Salah satu alasan kenapa saya menulis artikel seperti “Perlu Nggak Pakai Toner”, “3 Fungsi Hydrating Toner”, dan “2 Cara Berbeda Memakai Toner” adalah karena saya juga sempat kebingungan dengan pemakaian toner dalam skincare. Cara menyelipkan toner ke dalam skincare dan kondisi kulit seperti apa yang butuh toner sudah pernah saya dibahas di artikel-artikel di atas, so feel free to check them out. Tapi di sini yang akan saya bahas adalah tiga mitos yang paling banyak dipercaya orang tentang toner.
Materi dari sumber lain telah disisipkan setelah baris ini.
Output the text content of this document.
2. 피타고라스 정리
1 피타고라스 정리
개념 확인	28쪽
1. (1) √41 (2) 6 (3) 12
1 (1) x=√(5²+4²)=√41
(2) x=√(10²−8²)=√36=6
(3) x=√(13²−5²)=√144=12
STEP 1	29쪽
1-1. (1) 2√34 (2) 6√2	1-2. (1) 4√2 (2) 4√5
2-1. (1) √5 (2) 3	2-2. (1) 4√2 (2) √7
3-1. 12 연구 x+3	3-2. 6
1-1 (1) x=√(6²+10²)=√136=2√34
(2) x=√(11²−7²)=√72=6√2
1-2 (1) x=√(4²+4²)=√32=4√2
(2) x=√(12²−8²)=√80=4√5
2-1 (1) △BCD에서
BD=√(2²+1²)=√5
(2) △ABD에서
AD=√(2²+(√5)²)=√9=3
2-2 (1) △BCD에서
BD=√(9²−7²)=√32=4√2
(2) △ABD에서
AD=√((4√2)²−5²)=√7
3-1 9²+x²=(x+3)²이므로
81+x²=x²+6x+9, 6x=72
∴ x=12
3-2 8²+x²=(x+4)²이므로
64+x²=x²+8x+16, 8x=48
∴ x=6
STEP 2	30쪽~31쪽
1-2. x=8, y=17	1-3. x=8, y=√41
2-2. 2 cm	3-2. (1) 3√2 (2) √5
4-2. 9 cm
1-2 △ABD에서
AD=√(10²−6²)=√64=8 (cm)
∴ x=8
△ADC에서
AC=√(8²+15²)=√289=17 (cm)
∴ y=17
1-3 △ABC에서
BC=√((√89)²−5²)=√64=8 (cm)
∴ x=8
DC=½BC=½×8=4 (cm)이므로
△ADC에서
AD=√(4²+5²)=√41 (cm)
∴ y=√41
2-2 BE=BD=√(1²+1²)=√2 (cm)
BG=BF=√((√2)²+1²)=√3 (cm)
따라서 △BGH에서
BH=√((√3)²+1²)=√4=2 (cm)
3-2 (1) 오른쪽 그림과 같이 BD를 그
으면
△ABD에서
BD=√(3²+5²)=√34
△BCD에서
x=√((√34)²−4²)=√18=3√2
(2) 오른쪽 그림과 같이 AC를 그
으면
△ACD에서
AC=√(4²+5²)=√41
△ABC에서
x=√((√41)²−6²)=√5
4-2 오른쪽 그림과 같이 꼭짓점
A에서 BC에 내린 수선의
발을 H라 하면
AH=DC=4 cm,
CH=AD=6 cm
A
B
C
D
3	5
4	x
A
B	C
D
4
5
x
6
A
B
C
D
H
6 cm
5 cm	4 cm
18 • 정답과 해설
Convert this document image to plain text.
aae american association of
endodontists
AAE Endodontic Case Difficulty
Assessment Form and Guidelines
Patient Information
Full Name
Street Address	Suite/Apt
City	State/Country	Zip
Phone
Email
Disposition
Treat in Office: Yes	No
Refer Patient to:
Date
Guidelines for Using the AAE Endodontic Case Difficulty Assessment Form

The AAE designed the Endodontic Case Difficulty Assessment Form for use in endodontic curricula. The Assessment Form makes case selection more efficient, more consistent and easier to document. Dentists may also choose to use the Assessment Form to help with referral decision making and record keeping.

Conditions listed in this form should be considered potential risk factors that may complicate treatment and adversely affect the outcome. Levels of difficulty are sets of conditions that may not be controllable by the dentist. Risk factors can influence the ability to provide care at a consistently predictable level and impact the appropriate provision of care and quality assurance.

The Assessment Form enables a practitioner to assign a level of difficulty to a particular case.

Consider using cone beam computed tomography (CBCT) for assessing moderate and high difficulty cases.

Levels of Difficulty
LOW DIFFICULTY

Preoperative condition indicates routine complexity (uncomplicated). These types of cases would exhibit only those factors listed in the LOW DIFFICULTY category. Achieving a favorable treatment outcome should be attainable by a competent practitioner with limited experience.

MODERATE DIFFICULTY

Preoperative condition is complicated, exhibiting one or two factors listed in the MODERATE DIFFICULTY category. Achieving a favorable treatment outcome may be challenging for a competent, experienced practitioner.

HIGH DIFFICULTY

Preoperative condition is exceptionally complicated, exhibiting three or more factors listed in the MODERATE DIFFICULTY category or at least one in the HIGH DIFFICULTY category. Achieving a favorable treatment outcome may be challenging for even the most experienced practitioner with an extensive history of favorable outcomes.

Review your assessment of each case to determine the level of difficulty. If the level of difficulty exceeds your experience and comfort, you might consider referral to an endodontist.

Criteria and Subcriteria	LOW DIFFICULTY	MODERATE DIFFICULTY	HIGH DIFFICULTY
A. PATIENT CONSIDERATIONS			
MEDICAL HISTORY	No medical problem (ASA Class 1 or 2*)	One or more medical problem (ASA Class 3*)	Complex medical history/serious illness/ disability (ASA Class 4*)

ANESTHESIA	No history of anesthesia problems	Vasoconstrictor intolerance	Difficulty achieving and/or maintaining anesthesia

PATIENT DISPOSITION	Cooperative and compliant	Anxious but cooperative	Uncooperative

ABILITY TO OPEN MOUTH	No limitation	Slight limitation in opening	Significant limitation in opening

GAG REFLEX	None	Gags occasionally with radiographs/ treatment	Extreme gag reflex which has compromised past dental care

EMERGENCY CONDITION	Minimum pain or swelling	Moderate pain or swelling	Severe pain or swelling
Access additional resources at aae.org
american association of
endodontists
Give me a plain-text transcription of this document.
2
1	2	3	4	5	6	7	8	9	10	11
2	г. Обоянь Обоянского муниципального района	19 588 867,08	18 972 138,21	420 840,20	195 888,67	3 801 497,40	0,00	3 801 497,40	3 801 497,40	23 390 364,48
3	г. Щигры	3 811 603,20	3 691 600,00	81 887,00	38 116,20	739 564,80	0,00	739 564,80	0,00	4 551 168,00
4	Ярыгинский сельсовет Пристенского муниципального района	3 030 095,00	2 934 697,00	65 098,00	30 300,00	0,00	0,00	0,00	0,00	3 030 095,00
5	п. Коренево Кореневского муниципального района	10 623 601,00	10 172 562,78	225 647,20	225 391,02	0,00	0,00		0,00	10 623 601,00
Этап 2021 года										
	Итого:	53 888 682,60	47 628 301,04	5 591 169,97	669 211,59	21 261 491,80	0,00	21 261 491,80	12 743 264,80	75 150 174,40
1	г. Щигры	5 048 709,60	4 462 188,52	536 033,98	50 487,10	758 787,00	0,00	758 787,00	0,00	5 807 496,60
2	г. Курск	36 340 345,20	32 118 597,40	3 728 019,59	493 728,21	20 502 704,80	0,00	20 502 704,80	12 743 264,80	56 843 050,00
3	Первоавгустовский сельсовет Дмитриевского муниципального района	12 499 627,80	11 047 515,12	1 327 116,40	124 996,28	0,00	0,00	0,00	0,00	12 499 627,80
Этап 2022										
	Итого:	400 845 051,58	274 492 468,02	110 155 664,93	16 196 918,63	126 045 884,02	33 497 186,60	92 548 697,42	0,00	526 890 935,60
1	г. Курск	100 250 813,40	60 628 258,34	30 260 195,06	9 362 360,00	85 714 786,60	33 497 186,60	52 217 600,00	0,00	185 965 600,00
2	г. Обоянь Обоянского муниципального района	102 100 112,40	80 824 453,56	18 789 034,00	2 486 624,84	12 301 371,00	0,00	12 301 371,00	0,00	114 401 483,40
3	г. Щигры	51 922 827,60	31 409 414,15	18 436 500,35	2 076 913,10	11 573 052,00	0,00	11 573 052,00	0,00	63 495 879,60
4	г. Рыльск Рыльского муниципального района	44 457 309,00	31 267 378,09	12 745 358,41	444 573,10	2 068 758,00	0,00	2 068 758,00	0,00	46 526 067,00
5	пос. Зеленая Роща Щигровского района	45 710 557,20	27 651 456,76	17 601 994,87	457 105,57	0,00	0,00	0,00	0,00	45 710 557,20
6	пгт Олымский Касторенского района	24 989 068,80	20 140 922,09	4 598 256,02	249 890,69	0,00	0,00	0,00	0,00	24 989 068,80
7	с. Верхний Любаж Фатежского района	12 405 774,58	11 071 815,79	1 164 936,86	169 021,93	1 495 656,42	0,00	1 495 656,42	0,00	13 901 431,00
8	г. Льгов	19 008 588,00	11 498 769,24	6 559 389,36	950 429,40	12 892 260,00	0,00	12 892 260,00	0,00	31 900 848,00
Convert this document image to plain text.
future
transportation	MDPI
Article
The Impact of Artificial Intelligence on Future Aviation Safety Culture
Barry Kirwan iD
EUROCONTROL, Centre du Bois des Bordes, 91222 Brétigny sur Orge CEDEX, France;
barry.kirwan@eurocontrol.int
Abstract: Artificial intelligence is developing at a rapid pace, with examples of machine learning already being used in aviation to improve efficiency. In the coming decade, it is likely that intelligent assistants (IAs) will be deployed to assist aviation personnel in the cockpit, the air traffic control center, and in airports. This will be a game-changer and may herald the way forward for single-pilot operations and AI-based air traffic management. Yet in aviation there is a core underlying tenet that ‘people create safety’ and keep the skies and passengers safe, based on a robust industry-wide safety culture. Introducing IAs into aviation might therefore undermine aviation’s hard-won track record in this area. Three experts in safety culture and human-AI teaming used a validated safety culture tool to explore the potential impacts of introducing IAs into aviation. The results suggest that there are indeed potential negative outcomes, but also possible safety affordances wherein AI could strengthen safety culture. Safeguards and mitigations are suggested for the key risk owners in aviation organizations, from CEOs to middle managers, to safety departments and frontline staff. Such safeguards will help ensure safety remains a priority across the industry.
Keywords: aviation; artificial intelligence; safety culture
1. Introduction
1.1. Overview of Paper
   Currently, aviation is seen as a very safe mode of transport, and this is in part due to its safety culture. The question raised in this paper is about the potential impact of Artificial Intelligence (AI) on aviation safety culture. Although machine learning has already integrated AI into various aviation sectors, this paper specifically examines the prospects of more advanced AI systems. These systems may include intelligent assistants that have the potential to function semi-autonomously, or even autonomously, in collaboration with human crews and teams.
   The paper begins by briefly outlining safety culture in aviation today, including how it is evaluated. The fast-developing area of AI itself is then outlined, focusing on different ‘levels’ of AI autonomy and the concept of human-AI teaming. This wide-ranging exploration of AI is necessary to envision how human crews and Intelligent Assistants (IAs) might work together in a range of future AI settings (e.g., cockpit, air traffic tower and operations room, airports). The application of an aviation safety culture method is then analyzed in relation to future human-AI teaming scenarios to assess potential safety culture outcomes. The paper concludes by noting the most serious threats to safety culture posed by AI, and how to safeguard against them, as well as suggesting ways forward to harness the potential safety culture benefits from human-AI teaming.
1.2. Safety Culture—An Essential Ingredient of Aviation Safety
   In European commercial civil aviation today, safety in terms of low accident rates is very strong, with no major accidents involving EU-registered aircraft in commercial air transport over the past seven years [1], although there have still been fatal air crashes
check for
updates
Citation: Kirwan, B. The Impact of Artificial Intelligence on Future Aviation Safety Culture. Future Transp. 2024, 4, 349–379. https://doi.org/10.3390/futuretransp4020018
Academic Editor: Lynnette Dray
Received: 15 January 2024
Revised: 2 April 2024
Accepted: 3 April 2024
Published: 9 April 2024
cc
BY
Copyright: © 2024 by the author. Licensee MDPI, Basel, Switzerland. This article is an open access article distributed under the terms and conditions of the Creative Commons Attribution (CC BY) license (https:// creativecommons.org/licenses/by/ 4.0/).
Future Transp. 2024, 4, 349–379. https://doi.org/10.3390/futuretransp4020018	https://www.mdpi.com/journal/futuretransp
Mungkin kamu familiar dengan salah satunya?

toners

1. “Toner dipakai untuk membersihkan sisa makeup di wajah “

Membersihkan kulit adalah tugas cleanser. Kalau pas memakai toner masih ada sisa-sisa makeup dan kotoran yang menempel di kapas, itu berarti entah kamu yang kurang bersih membersihkan wajah atau memang cleanser kamu kurang tokcer. Sudah double cleansing, kan? Kombinasi first cleanser dan second cleanser yang bagus harusnya bisa mengangkat makeup dengan maksimal. Don’t leave this task to toners, because that’s not what toners are for!

2. “Toner membuat kulit kering.”

Ini sama aja kayak bilang kalau semua sunscreen bikin jerawatan. Pertama-tama, kita harus paham dulu bahwa toner yang sering dibilang membuat kulit kering adalah toner yang biasanya mengandung alkohol dalam jumlah tinggi. Cara mengukur kadar alkohol? Coba lihat urutannya di ingredients list.

Kalau masih ada di urutan atas-atas, berarti lumayan tinggi tuh, kandungannya. Jadi silakan pilah-pilah sendiri sesuai kondisi kulit, ya. Beberapa kulit memang bisa triggered dengan kandungan alkohol, tapi kalau kandungannya nggak terlalu banyak dan kulit kamu nggak menunjukkan reaksi negatif, sebenarnya fine-fine aja.

3. “Toner bisa dipakai untuk mengecilkan pori-pori.”

Kalau kamu sudah nonton video Skincare 101 yang membahas tentang pori-pori, pasti kamu sudah tahu kalau pori-pori itu nggak bisa membesar dan mengecil in terms of ukurannya. Jadi kalau kamu terlahir dengan pori-pori yang ukurannya segitu, ya itulah yang kamu dapat. Hahaha…. Harsh truth, tapi benar adanya. Tapi tentu kita bisa mengecilkan tampilan pori-pori dengan rajin menggunakan exfoliating toner untuk membersihkan komedo. Di situlah fungsi toner, bukan exactly untuk mengecilkan pori-pori, tapi membersihkan dan membuatnya terlihat lebih rapat = kecil.

Ada mitos lain yang mau kamu tambahkan?